On Thu, 12 Feb 2009, M. Edward (Ed) Borasky wrote:

I’ve posted my opinions on Ruby-Core, but I’ll summarize them here:

  1. The Ruby community should proceed with all deliberate speed towards
    ISO standardization of the language.

Yeah, look what it did to Forth.

– Matt
It’s not what I know that counts.
It’s what I can remember in time to use.


#17

Now that 1.9.1 is released, hopefully people will start porting to it,
and 1.8 can remain stable. For the people who still need all their old
gems to work, there should be a stable version – apparently, 1.8.7
broke a lot of things.

If it has to use parts of the new parser, can it use Ripper??


#18

On Wed, Feb 11, 2009 at 2:47 PM, Matt L. removed_email_address@domain.invalid
wrote:

On Thu, 12 Feb 2009, M. Edward (Ed) Borasky wrote:

I’ve posted my opinions on Ruby-Core, but I’ll summarize them here:

  1. The Ruby community should proceed with all deliberate speed towards
    ISO standardization of the language.

Yeah, look what it did to Forth.

Don’t just say it, show it.

http://vividpicture.com/aleks/atari/forth.jpg

-greg


#19

Gregory B. wrote:

My goal is to survey ruby-talk so that the core Ruby team has a chance
to see what people really want.

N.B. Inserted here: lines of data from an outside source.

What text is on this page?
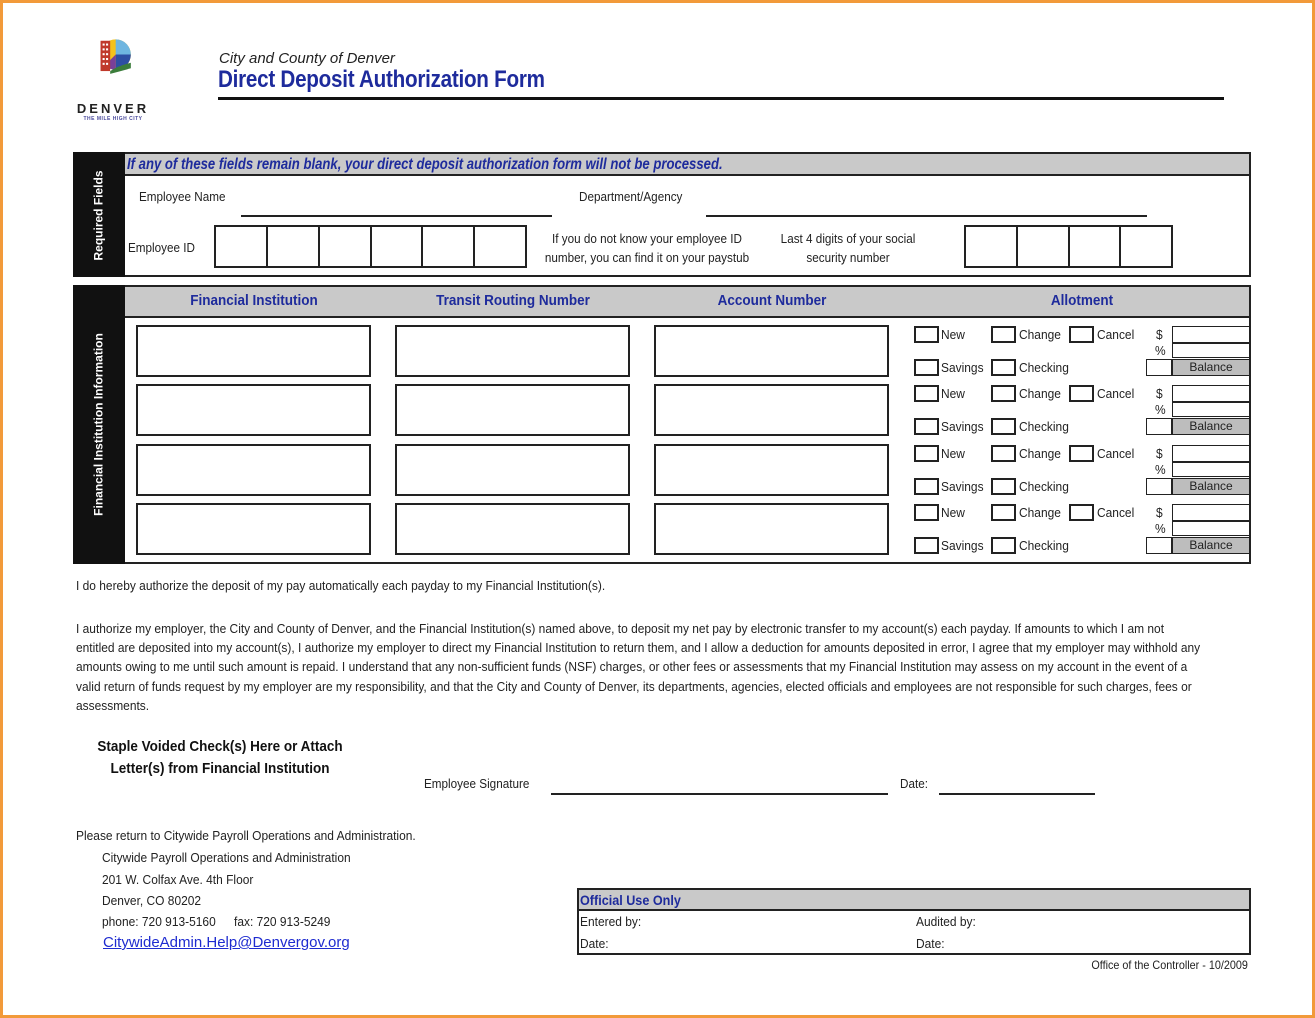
DENVER
THE MILE HIGH CITY
City and County of Denver
Direct Deposit Authorization Form
Required Fields
If any of these fields remain blank, your direct deposit authorization form will not be processed.
Employee Name	Department/Agency
Employee ID
If you do not know your employee ID
number, you can find it on your paystub
Last 4 digits of your social
security number
Financial Institution Information
Financial Institution	Transit Routing Number	Account Number	Allotment
New	Change	Cancel
Savings	Checking
$
%
Balance
New	Change	Cancel
Savings	Checking
$
%
Balance
New	Change	Cancel
Savings	Checking
$
%
Balance
New	Change	Cancel
Savings	Checking
$
%
Balance
I do hereby authorize the deposit of my pay automatically each payday to my Financial Institution(s).
I authorize my employer, the City and County of Denver, and the Financial Institution(s) named above, to deposit my net pay by electronic transfer to my account(s) each payday. If amounts to which I am not
entitled are deposited into my account(s), I authorize my employer to direct my Financial Institution to return them, and I allow a deduction for amounts deposited in error, I agree that my employer may withhold any
amounts owing to me until such amount is repaid. I understand that any non-sufficient funds (NSF) charges, or other fees or assessments that my Financial Institution may assess on my account in the event of a
valid return of funds request by my employer are my responsibility, and that the City and County of Denver, its departments, agencies, elected officials and employees are not responsible for such charges, fees or
assessments.
Staple Voided Check(s) Here or Attach
Letter(s) from Financial Institution
Employee Signature	Date:
Please return to Citywide Payroll Operations and Administration.
Citywide Payroll Operations and Administration
201 W. Colfax Ave. 4th Floor
Denver, CO 80202
phone: 720 913-5160 fax: 720 913-5249
CitywideAdmin.Help@Denvergov.org
Official Use Only
Entered by:	Audited by:
Date:	Date:
Office of the Controller - 10/2009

I’m curious to see if this is as
one-sided as I think it is.

-greg

+1


#20

Matt L. wrote:

On Thu, 12 Feb 2009, M. Edward (Ed) Borasky wrote:

I’ve posted my opinions on Ruby-Core, but I’ll summarize them here:

  1. The Ruby community should proceed with all deliberate speed towards
    ISO standardization of the language.

Yeah, look what it did to Forth.

The process of ANS standardization focused the Forth community and
produced a syntax and semantics that are well-regarded in today’s Forth
community. I wouldn’t be using Forth today if it weren’t for the ANS
standard!


M. Edward (Ed) Borasky

I’ve never met a happy clam. In fact, most of them were pretty steamed.